Less than two months after the Food and Drug Administration granted emergency authorization for the treatment Actemra for severely sick COVID-19 patients, there are already global shortages due to an "unprecedented surge in worldwide demand," the manufacturer, Roche, said.

Actemra helps fight the inflammatory immune reaction some COVID-19 patients have with severe infection.

Roche said employees have been "working around the clock" to boost production and distribution.

"Despite all these efforts, the unfortunate reality is that due to the unprecedented surge in worldwide demand -- with US demand spiking to well-beyond 400% of pre-COVID levels over the last two weeks alone -- we will experience shortages of Actemra/RoActemra globally over the weeks and months ahead," Roche said. "This is due to global manufacturing capacity limits, raw material supply constraints, the complex, labour-intensive process of manufacturing biologics and the dynamically evolving nature of the pandemic."

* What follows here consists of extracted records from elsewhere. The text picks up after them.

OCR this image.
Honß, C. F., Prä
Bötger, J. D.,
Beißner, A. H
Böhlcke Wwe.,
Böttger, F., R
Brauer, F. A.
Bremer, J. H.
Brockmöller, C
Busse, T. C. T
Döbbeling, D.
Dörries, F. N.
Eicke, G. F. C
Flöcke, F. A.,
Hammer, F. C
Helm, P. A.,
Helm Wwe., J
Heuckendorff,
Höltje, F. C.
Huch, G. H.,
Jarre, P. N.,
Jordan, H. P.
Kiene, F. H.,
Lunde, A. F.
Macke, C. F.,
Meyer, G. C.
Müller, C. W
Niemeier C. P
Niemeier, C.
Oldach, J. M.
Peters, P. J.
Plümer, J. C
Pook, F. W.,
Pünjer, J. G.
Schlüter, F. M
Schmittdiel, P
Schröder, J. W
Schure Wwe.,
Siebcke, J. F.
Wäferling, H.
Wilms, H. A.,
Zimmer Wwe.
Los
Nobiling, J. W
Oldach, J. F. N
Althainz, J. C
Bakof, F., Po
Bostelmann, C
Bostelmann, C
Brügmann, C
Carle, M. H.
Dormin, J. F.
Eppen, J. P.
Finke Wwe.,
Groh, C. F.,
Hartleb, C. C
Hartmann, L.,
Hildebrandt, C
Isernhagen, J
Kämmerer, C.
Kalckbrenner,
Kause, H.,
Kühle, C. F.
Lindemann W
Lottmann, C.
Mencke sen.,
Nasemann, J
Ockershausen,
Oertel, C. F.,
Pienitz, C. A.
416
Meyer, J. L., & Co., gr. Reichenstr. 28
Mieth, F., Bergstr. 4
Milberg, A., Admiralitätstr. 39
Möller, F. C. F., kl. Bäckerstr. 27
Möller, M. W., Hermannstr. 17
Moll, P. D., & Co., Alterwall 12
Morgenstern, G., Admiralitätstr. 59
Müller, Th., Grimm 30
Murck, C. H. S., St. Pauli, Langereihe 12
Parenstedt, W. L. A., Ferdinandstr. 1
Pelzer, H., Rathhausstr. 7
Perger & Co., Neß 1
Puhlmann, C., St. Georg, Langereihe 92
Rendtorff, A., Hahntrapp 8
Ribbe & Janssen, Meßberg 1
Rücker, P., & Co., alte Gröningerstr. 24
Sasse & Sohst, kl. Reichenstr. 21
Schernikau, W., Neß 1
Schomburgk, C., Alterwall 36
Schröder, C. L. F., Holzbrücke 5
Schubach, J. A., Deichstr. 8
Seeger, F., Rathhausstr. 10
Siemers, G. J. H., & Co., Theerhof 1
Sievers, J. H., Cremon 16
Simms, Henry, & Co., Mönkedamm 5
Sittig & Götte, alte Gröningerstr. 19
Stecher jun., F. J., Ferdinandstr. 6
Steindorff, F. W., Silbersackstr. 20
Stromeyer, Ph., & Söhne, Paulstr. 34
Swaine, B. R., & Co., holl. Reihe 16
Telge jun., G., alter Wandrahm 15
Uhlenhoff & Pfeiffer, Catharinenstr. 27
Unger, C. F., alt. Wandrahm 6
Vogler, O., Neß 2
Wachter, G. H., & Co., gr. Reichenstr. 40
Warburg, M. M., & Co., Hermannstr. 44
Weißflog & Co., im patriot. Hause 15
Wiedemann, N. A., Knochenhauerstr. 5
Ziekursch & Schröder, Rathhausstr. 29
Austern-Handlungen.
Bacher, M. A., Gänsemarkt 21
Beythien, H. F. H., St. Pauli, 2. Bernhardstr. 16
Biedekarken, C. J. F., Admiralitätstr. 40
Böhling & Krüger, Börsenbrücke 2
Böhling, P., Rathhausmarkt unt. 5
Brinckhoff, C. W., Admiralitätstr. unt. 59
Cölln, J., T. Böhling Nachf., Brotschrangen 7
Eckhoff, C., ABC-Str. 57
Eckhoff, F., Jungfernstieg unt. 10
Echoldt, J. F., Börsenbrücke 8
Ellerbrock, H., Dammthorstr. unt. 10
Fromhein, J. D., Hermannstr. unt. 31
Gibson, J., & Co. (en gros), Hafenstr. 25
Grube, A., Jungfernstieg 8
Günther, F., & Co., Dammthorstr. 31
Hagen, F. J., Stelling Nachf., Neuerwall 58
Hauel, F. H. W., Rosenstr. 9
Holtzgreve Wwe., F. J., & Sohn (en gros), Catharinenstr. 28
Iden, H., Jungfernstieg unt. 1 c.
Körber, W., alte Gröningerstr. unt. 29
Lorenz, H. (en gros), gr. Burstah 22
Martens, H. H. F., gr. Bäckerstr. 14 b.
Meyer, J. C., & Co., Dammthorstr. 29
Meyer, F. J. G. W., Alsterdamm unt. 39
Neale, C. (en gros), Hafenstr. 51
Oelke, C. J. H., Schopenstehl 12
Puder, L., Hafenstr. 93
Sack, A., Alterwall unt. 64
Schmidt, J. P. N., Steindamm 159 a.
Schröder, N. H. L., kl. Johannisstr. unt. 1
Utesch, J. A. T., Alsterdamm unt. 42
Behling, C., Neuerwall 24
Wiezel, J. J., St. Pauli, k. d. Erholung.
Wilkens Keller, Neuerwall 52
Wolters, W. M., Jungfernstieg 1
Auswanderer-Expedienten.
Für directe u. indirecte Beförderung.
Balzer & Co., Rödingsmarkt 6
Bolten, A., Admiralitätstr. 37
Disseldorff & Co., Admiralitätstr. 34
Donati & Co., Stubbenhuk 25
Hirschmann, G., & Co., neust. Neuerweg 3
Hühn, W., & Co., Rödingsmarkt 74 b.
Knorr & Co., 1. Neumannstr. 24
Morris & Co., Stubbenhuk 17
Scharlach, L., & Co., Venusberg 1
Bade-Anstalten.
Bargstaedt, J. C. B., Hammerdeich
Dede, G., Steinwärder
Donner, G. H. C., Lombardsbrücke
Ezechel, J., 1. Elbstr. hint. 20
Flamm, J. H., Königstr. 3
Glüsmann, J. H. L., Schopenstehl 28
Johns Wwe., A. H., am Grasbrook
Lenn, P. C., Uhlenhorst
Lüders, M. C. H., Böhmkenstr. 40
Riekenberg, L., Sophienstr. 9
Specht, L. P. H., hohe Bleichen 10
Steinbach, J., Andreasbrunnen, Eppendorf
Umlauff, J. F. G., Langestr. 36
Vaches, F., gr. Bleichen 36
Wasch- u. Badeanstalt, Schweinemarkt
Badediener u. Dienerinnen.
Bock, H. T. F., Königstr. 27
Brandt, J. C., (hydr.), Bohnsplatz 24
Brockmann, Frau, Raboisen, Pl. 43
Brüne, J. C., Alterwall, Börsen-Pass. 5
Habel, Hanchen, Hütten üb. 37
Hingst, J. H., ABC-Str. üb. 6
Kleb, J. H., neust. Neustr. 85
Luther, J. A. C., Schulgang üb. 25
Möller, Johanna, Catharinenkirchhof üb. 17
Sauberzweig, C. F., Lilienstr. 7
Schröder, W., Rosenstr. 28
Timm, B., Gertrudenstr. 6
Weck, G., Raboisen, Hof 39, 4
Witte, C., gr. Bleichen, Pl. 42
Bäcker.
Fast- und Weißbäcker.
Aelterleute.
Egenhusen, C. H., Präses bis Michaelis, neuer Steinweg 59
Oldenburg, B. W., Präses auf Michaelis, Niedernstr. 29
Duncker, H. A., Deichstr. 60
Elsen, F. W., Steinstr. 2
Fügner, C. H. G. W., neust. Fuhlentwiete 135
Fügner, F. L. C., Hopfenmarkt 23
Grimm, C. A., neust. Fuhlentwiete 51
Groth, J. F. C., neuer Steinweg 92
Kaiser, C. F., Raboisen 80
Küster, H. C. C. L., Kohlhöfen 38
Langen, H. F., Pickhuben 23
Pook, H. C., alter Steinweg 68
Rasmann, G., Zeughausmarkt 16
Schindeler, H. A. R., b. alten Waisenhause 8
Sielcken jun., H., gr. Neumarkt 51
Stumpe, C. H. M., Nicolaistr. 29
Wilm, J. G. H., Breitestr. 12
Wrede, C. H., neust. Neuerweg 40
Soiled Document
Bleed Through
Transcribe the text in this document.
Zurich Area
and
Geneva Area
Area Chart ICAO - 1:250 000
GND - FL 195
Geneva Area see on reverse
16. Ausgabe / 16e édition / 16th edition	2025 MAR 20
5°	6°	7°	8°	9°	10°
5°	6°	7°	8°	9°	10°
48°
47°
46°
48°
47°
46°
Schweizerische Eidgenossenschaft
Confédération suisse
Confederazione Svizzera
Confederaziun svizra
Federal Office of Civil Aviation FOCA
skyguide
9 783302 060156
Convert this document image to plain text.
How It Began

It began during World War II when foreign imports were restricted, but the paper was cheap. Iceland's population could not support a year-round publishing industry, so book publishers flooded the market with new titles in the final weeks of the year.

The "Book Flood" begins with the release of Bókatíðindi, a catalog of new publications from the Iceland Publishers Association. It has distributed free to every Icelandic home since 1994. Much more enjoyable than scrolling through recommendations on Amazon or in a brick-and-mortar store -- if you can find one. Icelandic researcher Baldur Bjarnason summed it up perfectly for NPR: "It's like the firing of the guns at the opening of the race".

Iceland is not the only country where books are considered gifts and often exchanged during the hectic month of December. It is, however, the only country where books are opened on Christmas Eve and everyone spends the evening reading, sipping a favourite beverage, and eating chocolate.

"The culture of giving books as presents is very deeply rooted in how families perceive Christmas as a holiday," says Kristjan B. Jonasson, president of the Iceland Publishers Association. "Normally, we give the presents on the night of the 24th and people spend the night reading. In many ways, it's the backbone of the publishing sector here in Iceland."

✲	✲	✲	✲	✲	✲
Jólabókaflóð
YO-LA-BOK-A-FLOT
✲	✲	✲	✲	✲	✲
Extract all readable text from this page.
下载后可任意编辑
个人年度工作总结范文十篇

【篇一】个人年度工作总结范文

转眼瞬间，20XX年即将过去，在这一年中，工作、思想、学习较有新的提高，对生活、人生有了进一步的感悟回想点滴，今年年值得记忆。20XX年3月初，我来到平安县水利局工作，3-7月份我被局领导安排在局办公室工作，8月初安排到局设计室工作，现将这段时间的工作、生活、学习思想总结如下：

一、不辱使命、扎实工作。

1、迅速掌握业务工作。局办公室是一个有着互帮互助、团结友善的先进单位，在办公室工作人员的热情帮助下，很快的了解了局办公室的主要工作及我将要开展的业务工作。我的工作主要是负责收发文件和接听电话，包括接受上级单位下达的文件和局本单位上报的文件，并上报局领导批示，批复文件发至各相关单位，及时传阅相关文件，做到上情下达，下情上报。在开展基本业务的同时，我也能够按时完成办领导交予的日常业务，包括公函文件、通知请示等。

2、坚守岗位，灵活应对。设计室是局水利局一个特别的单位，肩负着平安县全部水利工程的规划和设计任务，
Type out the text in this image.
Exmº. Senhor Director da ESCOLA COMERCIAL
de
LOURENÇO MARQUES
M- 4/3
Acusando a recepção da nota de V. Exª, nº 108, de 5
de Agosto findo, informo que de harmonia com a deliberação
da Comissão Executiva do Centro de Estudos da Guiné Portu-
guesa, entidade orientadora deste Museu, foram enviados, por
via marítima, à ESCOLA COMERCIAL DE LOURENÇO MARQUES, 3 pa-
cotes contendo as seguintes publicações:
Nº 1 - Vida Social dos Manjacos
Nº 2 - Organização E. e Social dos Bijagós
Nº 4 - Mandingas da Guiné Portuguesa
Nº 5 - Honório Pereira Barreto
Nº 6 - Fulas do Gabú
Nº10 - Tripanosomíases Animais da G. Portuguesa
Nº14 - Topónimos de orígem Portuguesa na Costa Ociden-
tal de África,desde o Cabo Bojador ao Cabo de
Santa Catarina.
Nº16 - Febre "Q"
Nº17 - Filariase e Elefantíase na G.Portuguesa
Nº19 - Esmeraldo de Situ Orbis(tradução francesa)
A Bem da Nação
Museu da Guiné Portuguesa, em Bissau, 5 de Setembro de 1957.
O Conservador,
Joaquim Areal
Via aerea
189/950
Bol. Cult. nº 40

The World Health Organization added Actemra to its list of COVID-19 treatments in July following FDA authorization.

-ABC News' Sasha Pezenik


Positivity rate climbs to 25% at Children's Hospital New Orleans

The positivity rate has climbed to 25% at Children's Hospital New Orleans, Dr. Mark Kline, the hospital's physician-in-chief, told ABC News on Sunday.

The hospital had 12 pediatric patients on Sunday. Half of them were under 2 years old, Kline said.

Five of the 12 patients in the hospital were in the ICU: an 8-week-old, a 3-month-old, a 13-month-old, a 23-month-old and a 17-year-old, Kline said.

"As we see more children infected and ill with COVID-19, it occurs to me that our children have become the collateral damage of many adults who frame refusal of masks and vaccines as an issue of personal freedom rather than the common-sense public health measures that they are," Kline said.

"Children currently have no way out of this pandemic other than through the advocacy and personal responsibility of their parents and all adults," Kline added. "So far, we are failing them miserably."